MAGIC: THE GATHERING, DUELS OF THE PLANESWALKERS 2014 — For the veterans and newcomers out there, it behooves you to give this game a try. The matches are routinely fast paced and the plethora of decks and options keep the game fresh for hours. I’m not normally a multiplayer sort of guy but I had a blast playing with Chris despite our inability to win a single match together. The story line is negligible but adds something for those that need a deeper universe. The sealed-deck play is fun, but take the time to construct your own decks, you’ll get more satisfaction when you win. Plus, the price is most certainly right, I spent more on the beer than I did the game (this almost never happens).
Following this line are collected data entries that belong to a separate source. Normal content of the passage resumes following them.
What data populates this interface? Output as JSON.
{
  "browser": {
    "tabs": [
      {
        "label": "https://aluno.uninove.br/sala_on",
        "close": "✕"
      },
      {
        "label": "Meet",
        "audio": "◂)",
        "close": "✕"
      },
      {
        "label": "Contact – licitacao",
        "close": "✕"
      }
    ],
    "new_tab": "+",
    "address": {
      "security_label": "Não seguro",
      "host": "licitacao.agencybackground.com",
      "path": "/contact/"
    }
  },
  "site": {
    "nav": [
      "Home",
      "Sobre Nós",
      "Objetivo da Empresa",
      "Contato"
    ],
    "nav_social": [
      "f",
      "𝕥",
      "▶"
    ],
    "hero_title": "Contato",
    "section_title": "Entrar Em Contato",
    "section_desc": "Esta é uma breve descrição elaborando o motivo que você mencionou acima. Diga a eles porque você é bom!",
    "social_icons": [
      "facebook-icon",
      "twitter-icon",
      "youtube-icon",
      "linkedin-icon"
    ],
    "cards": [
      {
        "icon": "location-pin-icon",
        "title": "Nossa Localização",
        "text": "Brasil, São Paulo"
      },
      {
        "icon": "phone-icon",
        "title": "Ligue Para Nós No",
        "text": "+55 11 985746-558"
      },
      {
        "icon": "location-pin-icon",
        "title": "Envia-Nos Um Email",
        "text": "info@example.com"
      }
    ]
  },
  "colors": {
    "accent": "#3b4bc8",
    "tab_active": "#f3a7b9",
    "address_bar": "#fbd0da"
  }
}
LOST COAST DOUBLE TROUBLE DOUBLE IPA — A beer that goes great for washing down the guilt that comes when you’re playing a game you are pretty sure is best left to the younger set (I’ll get over it). Deceptive in its smoothness versus ABV. It definitely tastes more like an IPA as opposed to a 2x IPA or Imperial IPA. Not much in the nose, but a healthy dose of hops lets it shine through on flavor alone. I enjoyed a growler full, straight from the tap and I recommend you do the same.
Tapping some mana? Get some tap beer (yay, lazy puns!). Specifically, Lost Coast’s delightful Double IPA. All reluctance aside, the folks at Wizards of the Coast have one of the best table top card games EVER on their hands and have succeeded in providing an equally enjoyable digital experience. If you consider yourself a gamer and haven’t played some version of Magic: The Gathering, I’m revoking your gamer card. Tried and true balance and mechanics play just as well with a controller as they do in real life. As long as they keep putting out Duels of The Planeswalkers installments and subsequent DLC, I’ll be there, beer in hand. Special thanks to my long suffering wife and Chris Morris for pushing me to write about the game and playing it with me.
Cheers dear reader, and please play responsibly!